University of Vermont

College of Medicine

Freeman Laboratory - Department of Surgery

tbi_cerebrovascular_endothelium.html

Cerebrovascular Endothelium in Traumatic Brain Injury

Endothelial Ca2+ levels regulate relaxation of the blood vessels and therefore blood flow in the brain. The vascular endothelium is also critical for “blood-brain barrier” function.

Abnormal endothelial function after brain injury could contribute to
• Spasm of blood vessels
• Impaired “coupling” of blood vessels and nerves (neurovascular coupling)
• Tissue swelling (edema)

The goal of this project is to understand the changes in cerebrovascular endothelial Ca+2 signals, vasodilation, and blood brain barrier permeability after acute brain injury.

Our rational for focusing on TRPV4 channel is that activation of this Ca2+ channel has been linked to altered barrier function in other tissues. The results expected from this pilot project will support a novel mechanism that could explain the neuropathology, including edema, vasospasm, and altered neurovascular coupling, that follows acute brain injury.

Aim #1: To compare endothelial cell Ca2+ signals and vasodilation in rat cerebral arteries after TBI. We hypothesize that EC Ca2+ signaling will increase, and furthermore, increases in EC Ca2+ signaling after TBI are due to IP3 and/or TRPV4 Ca2+ channels. In addition, we expect that pressurized cerebral arteries after TBI will exhibit tonic vasodilatory influence from the endothelium. ECs will be imaged for Ca2+ signals in the presence of specific Ca2+ channel blockers to determine whether changes in Ca2+ are due to IP3 or TRPV4 Ca2+ channels. We will measure vessel diameter in pressurized intact arteries and in those that have been denuded of endothelium.

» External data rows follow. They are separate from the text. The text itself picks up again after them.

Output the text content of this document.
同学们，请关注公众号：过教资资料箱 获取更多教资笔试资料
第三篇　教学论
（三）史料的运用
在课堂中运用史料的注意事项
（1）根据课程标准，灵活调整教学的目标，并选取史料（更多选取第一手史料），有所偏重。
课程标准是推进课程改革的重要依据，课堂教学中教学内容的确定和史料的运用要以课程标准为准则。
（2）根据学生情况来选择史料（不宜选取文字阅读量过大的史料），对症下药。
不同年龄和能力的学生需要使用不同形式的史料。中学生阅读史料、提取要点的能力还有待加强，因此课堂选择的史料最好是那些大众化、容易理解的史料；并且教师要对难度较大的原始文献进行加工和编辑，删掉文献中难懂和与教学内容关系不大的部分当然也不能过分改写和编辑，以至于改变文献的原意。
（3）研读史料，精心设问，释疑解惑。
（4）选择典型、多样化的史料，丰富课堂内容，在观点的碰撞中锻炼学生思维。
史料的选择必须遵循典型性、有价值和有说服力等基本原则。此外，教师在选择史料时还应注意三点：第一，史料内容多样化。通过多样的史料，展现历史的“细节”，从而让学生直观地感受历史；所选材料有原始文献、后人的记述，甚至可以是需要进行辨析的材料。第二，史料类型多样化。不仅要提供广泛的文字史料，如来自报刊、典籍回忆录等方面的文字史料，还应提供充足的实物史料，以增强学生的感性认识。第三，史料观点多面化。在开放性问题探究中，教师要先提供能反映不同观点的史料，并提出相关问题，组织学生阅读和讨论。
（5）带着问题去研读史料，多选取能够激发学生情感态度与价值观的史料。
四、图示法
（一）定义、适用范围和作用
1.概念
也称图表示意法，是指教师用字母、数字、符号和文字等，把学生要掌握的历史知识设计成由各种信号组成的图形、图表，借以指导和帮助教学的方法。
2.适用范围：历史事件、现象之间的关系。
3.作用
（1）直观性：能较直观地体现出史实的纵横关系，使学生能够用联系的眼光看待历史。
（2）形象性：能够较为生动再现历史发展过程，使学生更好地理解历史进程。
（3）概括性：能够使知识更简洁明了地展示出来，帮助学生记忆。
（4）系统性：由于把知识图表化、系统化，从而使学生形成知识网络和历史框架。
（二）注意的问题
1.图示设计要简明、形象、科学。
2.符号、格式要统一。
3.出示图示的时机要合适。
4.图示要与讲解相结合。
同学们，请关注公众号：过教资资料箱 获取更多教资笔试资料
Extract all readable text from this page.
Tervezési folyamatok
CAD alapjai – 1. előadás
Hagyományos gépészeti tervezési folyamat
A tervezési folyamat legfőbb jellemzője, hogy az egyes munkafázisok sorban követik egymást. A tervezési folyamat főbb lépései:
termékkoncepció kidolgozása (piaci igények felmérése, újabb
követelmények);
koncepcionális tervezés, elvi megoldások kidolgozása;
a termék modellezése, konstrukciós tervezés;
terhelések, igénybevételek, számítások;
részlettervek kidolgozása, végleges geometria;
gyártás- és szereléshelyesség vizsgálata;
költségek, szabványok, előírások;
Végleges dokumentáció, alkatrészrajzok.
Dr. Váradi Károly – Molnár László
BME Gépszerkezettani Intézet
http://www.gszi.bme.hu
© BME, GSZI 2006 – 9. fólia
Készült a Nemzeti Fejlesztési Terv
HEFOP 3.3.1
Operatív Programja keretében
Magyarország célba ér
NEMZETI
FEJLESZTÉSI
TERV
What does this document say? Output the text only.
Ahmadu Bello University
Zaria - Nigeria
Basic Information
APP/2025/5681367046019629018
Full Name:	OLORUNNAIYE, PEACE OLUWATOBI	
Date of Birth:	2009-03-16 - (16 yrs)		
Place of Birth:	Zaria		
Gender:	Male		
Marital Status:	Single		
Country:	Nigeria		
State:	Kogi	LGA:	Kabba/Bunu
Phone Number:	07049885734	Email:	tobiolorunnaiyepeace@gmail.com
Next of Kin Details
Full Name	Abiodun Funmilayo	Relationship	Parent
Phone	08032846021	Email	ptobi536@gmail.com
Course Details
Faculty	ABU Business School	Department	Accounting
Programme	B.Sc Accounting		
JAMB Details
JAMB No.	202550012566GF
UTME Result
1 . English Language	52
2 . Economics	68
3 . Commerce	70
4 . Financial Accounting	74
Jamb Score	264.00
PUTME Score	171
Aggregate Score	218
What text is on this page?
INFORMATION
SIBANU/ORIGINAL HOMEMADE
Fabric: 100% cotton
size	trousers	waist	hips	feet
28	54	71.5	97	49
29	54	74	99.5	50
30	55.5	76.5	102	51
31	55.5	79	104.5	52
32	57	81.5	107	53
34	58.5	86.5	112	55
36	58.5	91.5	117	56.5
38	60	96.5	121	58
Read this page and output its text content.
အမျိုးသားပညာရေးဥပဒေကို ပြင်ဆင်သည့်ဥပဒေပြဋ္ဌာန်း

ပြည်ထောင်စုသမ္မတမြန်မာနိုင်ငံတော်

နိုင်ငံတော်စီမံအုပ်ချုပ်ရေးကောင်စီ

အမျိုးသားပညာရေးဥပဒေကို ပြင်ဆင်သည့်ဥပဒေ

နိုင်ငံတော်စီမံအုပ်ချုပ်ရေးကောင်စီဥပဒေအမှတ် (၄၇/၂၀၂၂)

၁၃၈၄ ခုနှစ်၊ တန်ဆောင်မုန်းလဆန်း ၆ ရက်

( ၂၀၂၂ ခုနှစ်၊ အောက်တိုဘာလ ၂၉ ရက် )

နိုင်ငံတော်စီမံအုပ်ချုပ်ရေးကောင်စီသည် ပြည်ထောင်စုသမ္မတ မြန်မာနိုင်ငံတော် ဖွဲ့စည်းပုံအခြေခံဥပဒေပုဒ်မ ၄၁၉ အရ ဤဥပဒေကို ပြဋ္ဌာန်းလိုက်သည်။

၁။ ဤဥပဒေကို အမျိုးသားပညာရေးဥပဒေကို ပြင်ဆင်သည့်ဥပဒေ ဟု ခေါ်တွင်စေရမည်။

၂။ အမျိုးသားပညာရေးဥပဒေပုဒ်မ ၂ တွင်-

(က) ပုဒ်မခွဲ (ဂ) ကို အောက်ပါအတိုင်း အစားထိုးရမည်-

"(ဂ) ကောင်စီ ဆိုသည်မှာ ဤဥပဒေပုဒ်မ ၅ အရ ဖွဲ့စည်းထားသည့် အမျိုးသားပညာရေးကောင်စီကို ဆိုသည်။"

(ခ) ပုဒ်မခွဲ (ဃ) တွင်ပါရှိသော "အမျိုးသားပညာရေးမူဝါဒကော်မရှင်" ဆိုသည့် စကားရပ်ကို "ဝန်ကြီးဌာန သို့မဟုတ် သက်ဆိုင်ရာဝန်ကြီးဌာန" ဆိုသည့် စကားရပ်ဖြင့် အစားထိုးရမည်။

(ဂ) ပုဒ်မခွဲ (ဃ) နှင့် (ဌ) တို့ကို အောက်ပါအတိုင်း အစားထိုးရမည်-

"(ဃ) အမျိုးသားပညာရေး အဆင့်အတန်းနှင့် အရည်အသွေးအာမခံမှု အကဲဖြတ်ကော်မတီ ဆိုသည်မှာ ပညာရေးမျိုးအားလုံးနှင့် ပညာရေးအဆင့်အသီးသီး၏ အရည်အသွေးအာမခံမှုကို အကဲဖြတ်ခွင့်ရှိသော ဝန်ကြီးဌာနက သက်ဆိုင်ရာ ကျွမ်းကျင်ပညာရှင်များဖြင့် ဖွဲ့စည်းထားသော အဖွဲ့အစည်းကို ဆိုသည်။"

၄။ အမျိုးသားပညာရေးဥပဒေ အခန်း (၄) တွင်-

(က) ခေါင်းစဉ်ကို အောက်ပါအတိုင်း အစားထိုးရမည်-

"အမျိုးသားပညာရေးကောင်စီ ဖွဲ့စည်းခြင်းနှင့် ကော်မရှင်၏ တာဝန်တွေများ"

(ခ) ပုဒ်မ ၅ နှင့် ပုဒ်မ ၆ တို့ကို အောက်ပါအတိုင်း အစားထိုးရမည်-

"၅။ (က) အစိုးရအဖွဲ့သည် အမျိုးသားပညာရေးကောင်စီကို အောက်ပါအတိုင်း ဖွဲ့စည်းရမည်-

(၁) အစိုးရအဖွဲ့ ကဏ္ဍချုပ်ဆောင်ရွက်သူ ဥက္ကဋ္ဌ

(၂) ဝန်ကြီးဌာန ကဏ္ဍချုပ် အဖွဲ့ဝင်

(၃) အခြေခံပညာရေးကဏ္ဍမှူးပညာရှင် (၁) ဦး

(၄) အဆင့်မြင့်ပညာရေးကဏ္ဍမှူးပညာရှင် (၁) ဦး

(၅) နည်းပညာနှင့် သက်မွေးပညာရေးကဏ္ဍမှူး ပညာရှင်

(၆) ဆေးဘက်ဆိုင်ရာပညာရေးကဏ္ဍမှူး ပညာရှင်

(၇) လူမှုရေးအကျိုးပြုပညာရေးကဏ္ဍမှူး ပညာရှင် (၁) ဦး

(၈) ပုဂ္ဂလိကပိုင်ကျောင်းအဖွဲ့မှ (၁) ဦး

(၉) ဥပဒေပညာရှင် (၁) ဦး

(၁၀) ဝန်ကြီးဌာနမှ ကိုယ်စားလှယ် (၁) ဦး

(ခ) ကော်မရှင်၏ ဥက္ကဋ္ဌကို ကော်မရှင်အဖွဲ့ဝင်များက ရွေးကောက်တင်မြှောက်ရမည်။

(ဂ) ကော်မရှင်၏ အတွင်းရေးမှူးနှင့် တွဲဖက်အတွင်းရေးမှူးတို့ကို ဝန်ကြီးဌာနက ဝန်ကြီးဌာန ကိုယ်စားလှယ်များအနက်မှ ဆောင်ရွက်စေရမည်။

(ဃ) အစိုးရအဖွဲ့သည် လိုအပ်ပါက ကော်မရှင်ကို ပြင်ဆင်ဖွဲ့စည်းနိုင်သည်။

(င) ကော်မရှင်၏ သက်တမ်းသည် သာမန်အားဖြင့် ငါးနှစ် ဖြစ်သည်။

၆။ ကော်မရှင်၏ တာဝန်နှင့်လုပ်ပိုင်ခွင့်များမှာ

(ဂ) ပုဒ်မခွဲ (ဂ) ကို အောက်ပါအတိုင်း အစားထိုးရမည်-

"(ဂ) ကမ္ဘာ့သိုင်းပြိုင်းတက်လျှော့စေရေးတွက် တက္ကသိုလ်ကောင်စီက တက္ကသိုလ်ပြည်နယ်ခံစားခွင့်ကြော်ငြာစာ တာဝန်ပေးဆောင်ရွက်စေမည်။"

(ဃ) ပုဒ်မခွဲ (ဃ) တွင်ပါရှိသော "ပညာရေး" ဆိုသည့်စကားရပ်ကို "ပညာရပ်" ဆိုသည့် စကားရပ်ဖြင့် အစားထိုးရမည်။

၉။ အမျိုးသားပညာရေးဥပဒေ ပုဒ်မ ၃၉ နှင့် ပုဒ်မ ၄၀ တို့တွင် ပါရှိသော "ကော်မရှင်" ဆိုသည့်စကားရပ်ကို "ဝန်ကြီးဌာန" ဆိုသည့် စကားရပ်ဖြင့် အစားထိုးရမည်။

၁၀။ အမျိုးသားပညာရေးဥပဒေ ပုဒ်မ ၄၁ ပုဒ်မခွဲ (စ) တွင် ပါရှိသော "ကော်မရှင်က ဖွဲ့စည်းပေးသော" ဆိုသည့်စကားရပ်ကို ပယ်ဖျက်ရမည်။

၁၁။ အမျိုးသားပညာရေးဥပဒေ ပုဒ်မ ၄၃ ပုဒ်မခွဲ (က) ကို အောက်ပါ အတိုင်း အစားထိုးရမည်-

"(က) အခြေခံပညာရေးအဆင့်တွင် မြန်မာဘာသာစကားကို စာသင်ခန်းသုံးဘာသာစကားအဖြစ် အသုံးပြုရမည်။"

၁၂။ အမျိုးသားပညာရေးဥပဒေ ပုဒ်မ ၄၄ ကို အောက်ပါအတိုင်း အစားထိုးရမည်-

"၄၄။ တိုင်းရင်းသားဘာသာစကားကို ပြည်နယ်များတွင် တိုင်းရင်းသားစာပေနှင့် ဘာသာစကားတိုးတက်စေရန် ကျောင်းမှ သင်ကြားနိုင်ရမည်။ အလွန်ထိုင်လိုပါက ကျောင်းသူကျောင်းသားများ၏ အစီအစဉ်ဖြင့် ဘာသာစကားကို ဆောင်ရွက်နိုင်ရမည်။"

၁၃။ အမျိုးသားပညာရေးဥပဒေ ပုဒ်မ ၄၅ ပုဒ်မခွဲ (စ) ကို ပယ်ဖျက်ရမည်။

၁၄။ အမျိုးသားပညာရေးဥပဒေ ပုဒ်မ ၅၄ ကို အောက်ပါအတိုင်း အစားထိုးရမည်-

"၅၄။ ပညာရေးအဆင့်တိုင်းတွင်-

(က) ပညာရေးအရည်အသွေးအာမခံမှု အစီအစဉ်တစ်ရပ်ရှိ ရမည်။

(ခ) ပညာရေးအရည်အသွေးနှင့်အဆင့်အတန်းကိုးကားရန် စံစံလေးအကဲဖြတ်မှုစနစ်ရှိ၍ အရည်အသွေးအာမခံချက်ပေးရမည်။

Aim #2: To determine the relationship between endothelial cell Ca2+ signals and blood brain barrier permeability after TBI. We hypothesize that after TBI, the blood brain barrier permeability will be increased, electrical resistance will be decreased, and IP3 and/or TRPV4 Ca2+ channel blockers will normalize blood brain barrier electrical resistance. BBB permeability will be studied by measuring extravasation of fluorescent dextran (4 kDa) in tissue after in situ perfusion, and by measurement of the electrical resistance across the wall of intact pial vessels, in the presence of IP3 or TRPV4 Ca2+ channel blockers.